Angelo and Chiara Recine, whose home is less than 50 metres away from the warehouse, spoke at the committee of the whole meeting Monday and described how the large industrial air conditioning unit at the warehouse has affected their daily life.  They asked councillors not to approve site plan amendments recommended by staff.

“Our life has been disrupted. We can’t enjoy our backyard. You sit out there, and this unit runs 24/7,” Angelo Recine said.

After a sometimes contentious debate, councillors ordered the facility to move the noisy unit elsewhere on the property within 60 days. The decision still has to be formally adopted by council at its next meeting.

The cold storage facility at 365 Four Mile Creek Rd., owned by Alfred Dyck, provides freezing and cold storage services to businesses across Niagara region. The outdoor industrial AC unit is used for refrigeration purposes as well as for cooling the facility.

Residents said they have been dealing with noise and vibration issues since the cooling unit was installed in 2018. In response to residents' complaints, Ministry of the Environment’s staff visited the site last year to assess the noise.

Sound barriers around the unit went up this year but they haven’t helped much with noise mitigation, Cannery Park residents said.

Residents of 11 other households say they, too, have been affected by the noise, Chiara Recine added. Some of them wrote letters to council and the Recines said they were speaking on the residents' behalf.

“He (Dyck) just put the unit in place and now you’re subject to approving an amendment for something that shouldn’t have gotten approved,” Angelo Recine told councillors.

The owner hired a consultant to complete a noise assessment for the facility. The town also hired a different consultant to conduct a peer review of the assessment, which confirmed “conclusions and recommendations of the report (noise assessment) are sound, and if implemented should result in compliance with the applicable noise guidelines."

Angelo Recine pointed out there are eight condensers on the roof, seven of which have been decommissioned. He questioned why the owner couldn’t install the existing unit on the roof instead of placing it on the ground.

He said they knew they were moving into a house near the cold storage facility, however, the cooling unit wasn’t on the original site plan.

Coun. Allan Bisback, who has been addressing residents’ complaints, said he appreciated the staff’s work but he couldn’t support the recommendations.

He said he is “very, very concerned" that this is an instance in which the town cannot permit "bad behaviour."

Coun. Erwin Wiens said he took some offence to Bisback labelling it “bad behaviour.”

“Every business needs to expand.

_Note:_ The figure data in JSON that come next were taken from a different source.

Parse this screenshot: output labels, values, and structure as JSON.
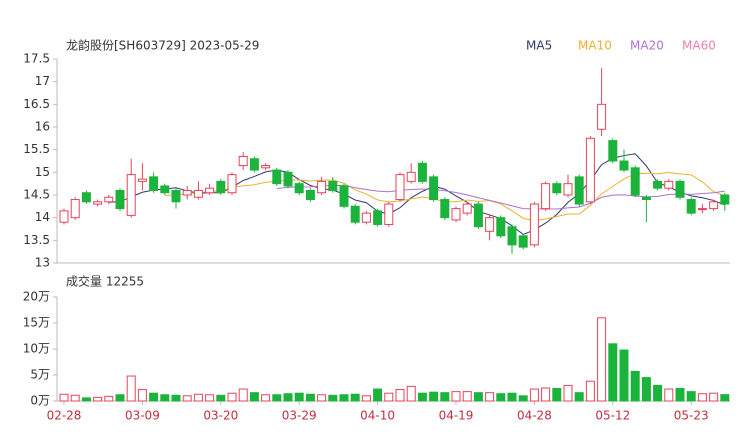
{
  "chart_data": {
    "type": "candlestick",
    "title": "龙韵股份[SH603729] 2023-05-29",
    "ma_legend": [
      {
        "name": "MA5",
        "color": "#2f3a6b",
        "window": 5
      },
      {
        "name": "MA10",
        "color": "#f0b030",
        "window": 10
      },
      {
        "name": "MA20",
        "color": "#b070d0",
        "window": 20
      },
      {
        "name": "MA60",
        "color": "#f080b0",
        "window": 60
      }
    ],
    "up_color": "#e8435a",
    "down_color": "#1cb33c",
    "categories": [
      "02-28",
      null,
      null,
      null,
      null,
      null,
      null,
      "03-09",
      null,
      null,
      null,
      null,
      null,
      null,
      "03-20",
      null,
      null,
      null,
      null,
      null,
      null,
      "03-29",
      null,
      null,
      null,
      null,
      null,
      null,
      "04-10",
      null,
      null,
      null,
      null,
      null,
      null,
      "04-19",
      null,
      null,
      null,
      null,
      null,
      null,
      "04-28",
      null,
      null,
      null,
      null,
      null,
      null,
      "05-12",
      null,
      null,
      null,
      null,
      null,
      null,
      "05-23",
      null,
      null,
      null
    ],
    "open": [
      13.9,
      14.0,
      14.55,
      14.3,
      14.35,
      14.6,
      14.05,
      14.8,
      14.9,
      14.7,
      14.6,
      14.5,
      14.45,
      14.55,
      14.8,
      14.55,
      15.15,
      15.3,
      15.1,
      15.05,
      15.0,
      14.75,
      14.6,
      14.55,
      14.8,
      14.7,
      14.25,
      13.9,
      14.15,
      13.85,
      14.4,
      14.8,
      15.2,
      14.9,
      14.4,
      13.95,
      14.1,
      14.3,
      13.7,
      14.0,
      13.8,
      13.6,
      13.4,
      14.2,
      14.75,
      14.5,
      14.9,
      14.35,
      15.95,
      15.7,
      15.25,
      15.1,
      14.45,
      14.8,
      14.65,
      14.8,
      14.4,
      14.2,
      14.2,
      14.5
    ],
    "high": [
      14.2,
      14.45,
      14.6,
      14.4,
      14.5,
      14.65,
      15.3,
      15.2,
      15.0,
      14.75,
      14.65,
      14.7,
      14.8,
      14.75,
      14.85,
      15.0,
      15.45,
      15.35,
      15.2,
      15.1,
      15.05,
      14.8,
      14.65,
      14.9,
      14.9,
      14.75,
      14.3,
      14.15,
      14.2,
      14.35,
      15.0,
      15.2,
      15.25,
      14.95,
      14.45,
      14.25,
      14.35,
      14.35,
      14.05,
      14.05,
      13.85,
      13.65,
      14.35,
      14.8,
      14.8,
      14.95,
      14.95,
      15.8,
      17.3,
      15.75,
      15.5,
      15.15,
      14.5,
      14.85,
      14.85,
      14.85,
      14.45,
      14.3,
      14.4,
      14.55
    ],
    "low": [
      13.85,
      13.95,
      14.3,
      14.25,
      14.3,
      14.15,
      14.0,
      14.6,
      14.55,
      14.5,
      14.2,
      14.4,
      14.4,
      14.5,
      14.5,
      14.5,
      15.05,
      15.0,
      15.05,
      14.7,
      14.65,
      14.5,
      14.35,
      14.5,
      14.55,
      14.2,
      13.85,
      13.85,
      13.8,
      13.8,
      14.35,
      14.75,
      14.75,
      14.35,
      13.95,
      13.9,
      14.05,
      13.75,
      13.5,
      13.55,
      13.2,
      13.3,
      13.35,
      14.15,
      14.5,
      14.45,
      14.25,
      14.3,
      15.8,
      15.2,
      15.0,
      14.45,
      13.9,
      14.6,
      14.6,
      14.4,
      14.05,
      14.1,
      14.15,
      14.15
    ],
    "close": [
      14.15,
      14.4,
      14.35,
      14.35,
      14.45,
      14.2,
      14.95,
      14.85,
      14.6,
      14.55,
      14.35,
      14.6,
      14.6,
      14.65,
      14.55,
      14.95,
      15.35,
      15.05,
      15.15,
      14.75,
      14.7,
      14.55,
      14.4,
      14.8,
      14.6,
      14.25,
      13.9,
      14.1,
      13.85,
      14.3,
      14.95,
      15.0,
      14.8,
      14.4,
      14.0,
      14.2,
      14.3,
      13.8,
      14.0,
      13.6,
      13.4,
      13.35,
      14.3,
      14.75,
      14.55,
      14.75,
      14.3,
      15.75,
      16.5,
      15.25,
      15.05,
      14.5,
      14.4,
      14.65,
      14.8,
      14.45,
      14.1,
      14.2,
      14.35,
      14.3
    ],
    "volume_title": "成交量 12255",
    "volume": [
      1.3,
      1.1,
      0.6,
      0.7,
      0.9,
      1.2,
      4.8,
      2.2,
      1.5,
      1.2,
      1.1,
      1.0,
      1.3,
      1.2,
      1.1,
      1.5,
      2.3,
      1.6,
      1.2,
      1.2,
      1.4,
      1.5,
      1.3,
      1.2,
      1.1,
      1.2,
      1.3,
      1.0,
      2.3,
      1.5,
      2.2,
      2.8,
      1.5,
      1.7,
      1.6,
      1.8,
      1.8,
      1.6,
      1.6,
      1.4,
      1.5,
      1.0,
      2.3,
      2.5,
      2.4,
      3.0,
      1.6,
      3.8,
      16.0,
      11.0,
      9.8,
      5.7,
      4.5,
      3.0,
      2.3,
      2.4,
      1.8,
      1.4,
      1.5,
      1.2255
    ],
    "ylim": [
      13,
      17.5
    ],
    "yticks": [
      13,
      13.5,
      14,
      14.5,
      15,
      15.5,
      16,
      16.5,
      17,
      17.5
    ],
    "vlim": [
      0,
      20
    ],
    "vticks": [
      {
        "value": 0,
        "label": "0万"
      },
      {
        "value": 5,
        "label": "5万"
      },
      {
        "value": 10,
        "label": "10万"
      },
      {
        "value": 15,
        "label": "15万"
      },
      {
        "value": 20,
        "label": "20万"
      }
    ]
  }
}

That’s the sad reality because they've got to pay taxes, they've got to keep employing people,” he said. “Are we supposed to shut him down? But how do we know there’s gonna be less noise on the roof? This is not necessarily bad behaviour.”

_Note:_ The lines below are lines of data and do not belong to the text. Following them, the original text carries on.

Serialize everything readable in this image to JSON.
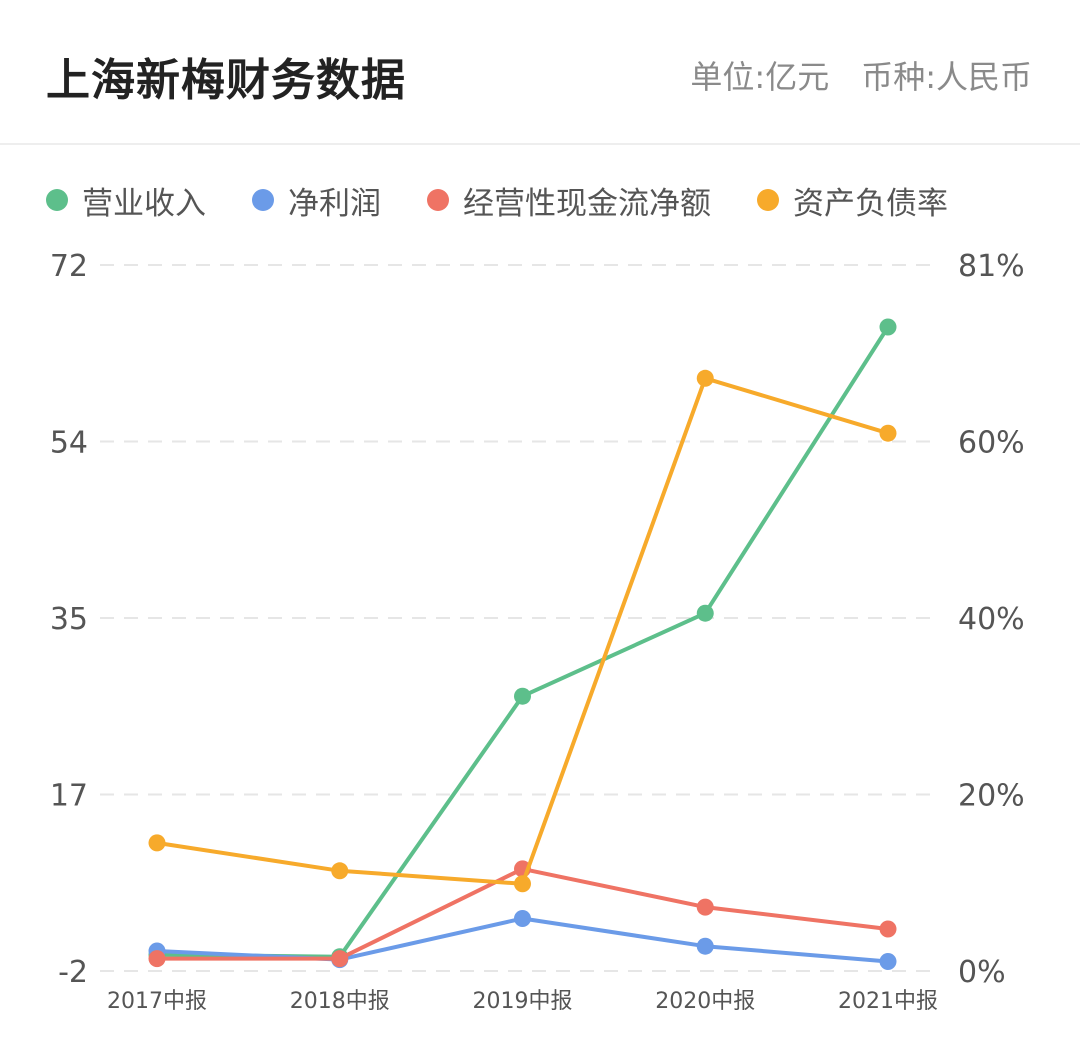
{
  "header": {
    "title": "上海新梅财务数据",
    "unit": "单位:亿元",
    "currency": "币种:人民币"
  },
  "chart_data": {
    "type": "line",
    "categories": [
      "2017中报",
      "2018中报",
      "2019中报",
      "2020中报",
      "2021中报"
    ],
    "y_left": {
      "ticks": [
        72,
        54,
        35,
        17,
        -2
      ],
      "range": [
        -2,
        72
      ]
    },
    "y_right": {
      "ticks": [
        "81%",
        "60%",
        "40%",
        "20%",
        "0%"
      ],
      "range": [
        0,
        81
      ]
    },
    "grid": "horizontal-dashed",
    "legend_position": "top-left",
    "series": [
      {
        "name": "营业收入",
        "color": "#5dbf8b",
        "axis": "left",
        "values": [
          -0.3,
          -0.5,
          26.8,
          35.5,
          65.5
        ]
      },
      {
        "name": "净利润",
        "color": "#6b9be8",
        "axis": "left",
        "values": [
          0.1,
          -0.8,
          3.5,
          0.6,
          -1.0
        ]
      },
      {
        "name": "经营性现金流净额",
        "color": "#ef7364",
        "axis": "left",
        "values": [
          -0.7,
          -0.7,
          8.7,
          4.7,
          2.4
        ]
      },
      {
        "name": "资产负债率",
        "color": "#f7aa2b",
        "axis": "right",
        "values": [
          14.7,
          11.5,
          10.0,
          68.0,
          61.7
        ]
      }
    ]
  }
}
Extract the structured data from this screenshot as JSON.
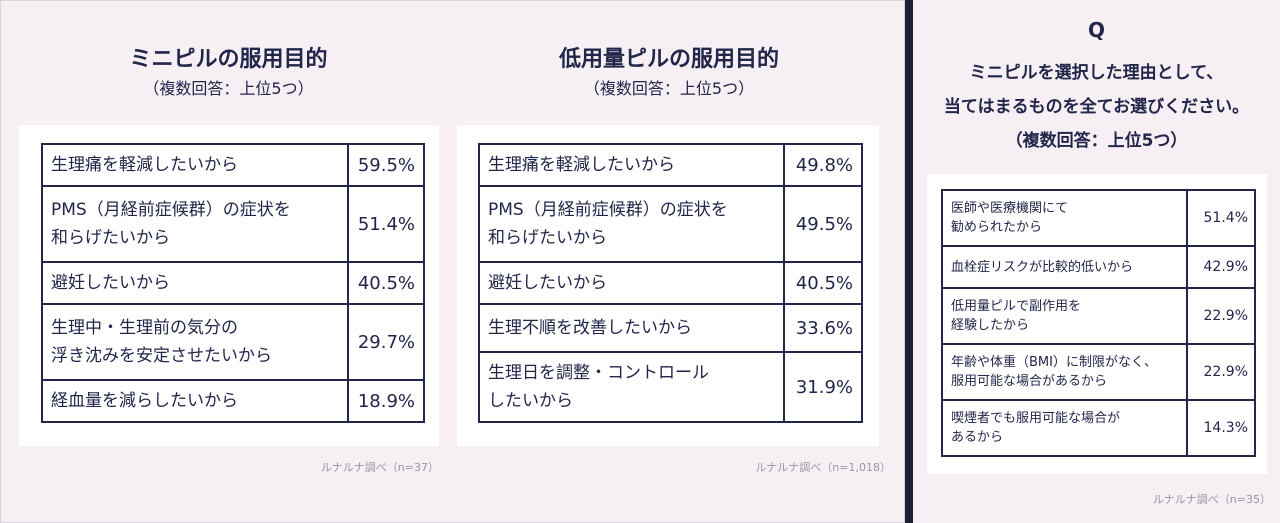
{
  "left_chart": {
    "title": "ミニピルの服用目的",
    "subtitle": "（複数回答：上位5つ）",
    "rows": [
      {
        "reason": "生理痛を軽減したいから",
        "pct": "59.5%"
      },
      {
        "reason": "PMS（月経前症候群）の症状を\n和らげたいから",
        "pct": "51.4%"
      },
      {
        "reason": "避妊したいから",
        "pct": "40.5%"
      },
      {
        "reason": "生理中・生理前の気分の\n浮き沈みを安定させたいから",
        "pct": "29.7%"
      },
      {
        "reason": "経血量を減らしたいから",
        "pct": "18.9%"
      }
    ],
    "source": "ルナルナ調べ（n=37）"
  },
  "mid_chart": {
    "title": "低用量ピルの服用目的",
    "subtitle": "（複数回答：上位5つ）",
    "rows": [
      {
        "reason": "生理痛を軽減したいから",
        "pct": "49.8%"
      },
      {
        "reason": "PMS（月経前症候群）の症状を\n和らげたいから",
        "pct": "49.5%"
      },
      {
        "reason": "避妊したいから",
        "pct": "40.5%"
      },
      {
        "reason": "生理不順を改善したいから",
        "pct": "33.6%"
      },
      {
        "reason": "生理日を調整・コントロール\nしたいから",
        "pct": "31.9%"
      }
    ],
    "source": "ルナルナ調べ（n=1,018）"
  },
  "right_chart": {
    "q_letter": "Q",
    "question_lines": [
      "ミニピルを選択した理由として、",
      "当てはまるものを全てお選びください。",
      "（複数回答：上位5つ）"
    ],
    "rows": [
      {
        "reason": "医師や医療機関にて\n勧められたから",
        "pct": "51.4%"
      },
      {
        "reason": "血栓症リスクが比較的低いから",
        "pct": "42.9%"
      },
      {
        "reason": "低用量ピルで副作用を\n経験したから",
        "pct": "22.9%"
      },
      {
        "reason": "年齢や体重（BMI）に制限がなく、\n服用可能な場合があるから",
        "pct": "22.9%"
      },
      {
        "reason": "喫煙者でも服用可能な場合が\nあるから",
        "pct": "14.3%"
      }
    ],
    "source": "ルナルナ調べ（n=35）"
  }
}
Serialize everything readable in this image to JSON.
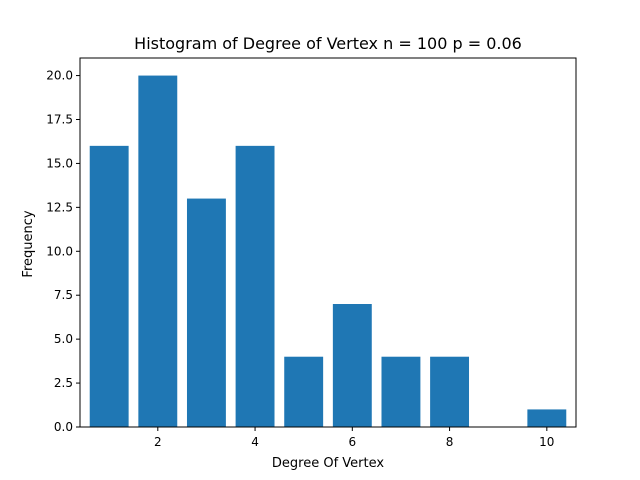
{
  "chart_data": {
    "type": "bar",
    "title": "Histogram of Degree of Vertex n = 100 p = 0.06",
    "xlabel": "Degree Of Vertex",
    "ylabel": "Frequency",
    "x": [
      1,
      2,
      3,
      4,
      5,
      6,
      7,
      8,
      10
    ],
    "values": [
      16,
      20,
      13,
      16,
      4,
      7,
      4,
      4,
      1
    ],
    "xlim": [
      0.4,
      10.6
    ],
    "ylim": [
      0,
      21
    ],
    "xticks": [
      2,
      4,
      6,
      8,
      10
    ],
    "yticks": [
      0,
      2.5,
      5,
      7.5,
      10,
      12.5,
      15,
      17.5,
      20
    ],
    "xtick_labels": [
      "2",
      "4",
      "6",
      "8",
      "10"
    ],
    "ytick_labels": [
      "0.0",
      "2.5",
      "5.0",
      "7.5",
      "10.0",
      "12.5",
      "15.0",
      "17.5",
      "20.0"
    ],
    "bar_width": 0.8,
    "bar_color": "#1f77b4",
    "grid": false,
    "legend": "none"
  }
}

Coun. Norm Arsenault disagreed, saying he doesn’t buy Wiens’ argument and said the owner installed the unit without authorization.

“I have no problem with expanding a business. In fact, I encourage it. But when you do that, you've got to play by the rules,” Arsenault said. “When you do this type of behaviour this applicant has shown, it shows disrespect to council. I have a problem with that.”

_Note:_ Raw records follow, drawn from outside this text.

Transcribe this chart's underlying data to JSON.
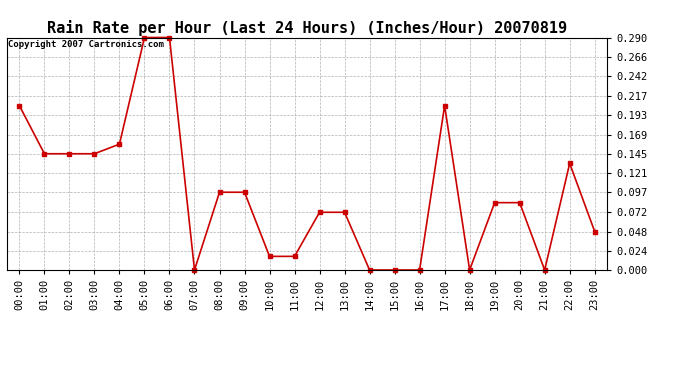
{
  "title": "Rain Rate per Hour (Last 24 Hours) (Inches/Hour) 20070819",
  "copyright_text": "Copyright 2007 Cartronics.com",
  "x_labels": [
    "00:00",
    "01:00",
    "02:00",
    "03:00",
    "04:00",
    "05:00",
    "06:00",
    "07:00",
    "08:00",
    "09:00",
    "10:00",
    "11:00",
    "12:00",
    "13:00",
    "14:00",
    "15:00",
    "16:00",
    "17:00",
    "18:00",
    "19:00",
    "20:00",
    "21:00",
    "22:00",
    "23:00"
  ],
  "y_values": [
    0.205,
    0.145,
    0.145,
    0.145,
    0.157,
    0.29,
    0.29,
    0.0,
    0.097,
    0.097,
    0.017,
    0.017,
    0.072,
    0.072,
    0.0,
    0.0,
    0.0,
    0.205,
    0.0,
    0.084,
    0.084,
    0.0,
    0.133,
    0.048
  ],
  "y_ticks": [
    0.0,
    0.024,
    0.048,
    0.072,
    0.097,
    0.121,
    0.145,
    0.169,
    0.193,
    0.217,
    0.242,
    0.266,
    0.29
  ],
  "line_color": "#cc0000",
  "marker_color": "#cc0000",
  "bg_color": "#ffffff",
  "grid_color": "#aaaaaa",
  "title_fontsize": 11,
  "copyright_fontsize": 6.5,
  "tick_fontsize": 7.5,
  "ylim_min": 0.0,
  "ylim_max": 0.29,
  "marker": "s",
  "marker_size": 2.5,
  "line_width": 1.2
}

His comments were echoed by Bisback who said Wiens’ statement was unfair and there was no attempt by the town staff nor council to shut down the operation.

Bisback suggested amending the staff report by asking that the existing AC unit, located on the east side of the facility, be moved to the south side or up on the roof within 60 days, that all noise attenuation acoustics be implemented and any future condensers should be restricted to the south side or the roof.

Bisback also requested that the owner speak at the council meeting about the potential impact the amendments would have on his business.

The amended report was approved, and council is expected to make a final decision at its next council meeting, Oct. 21.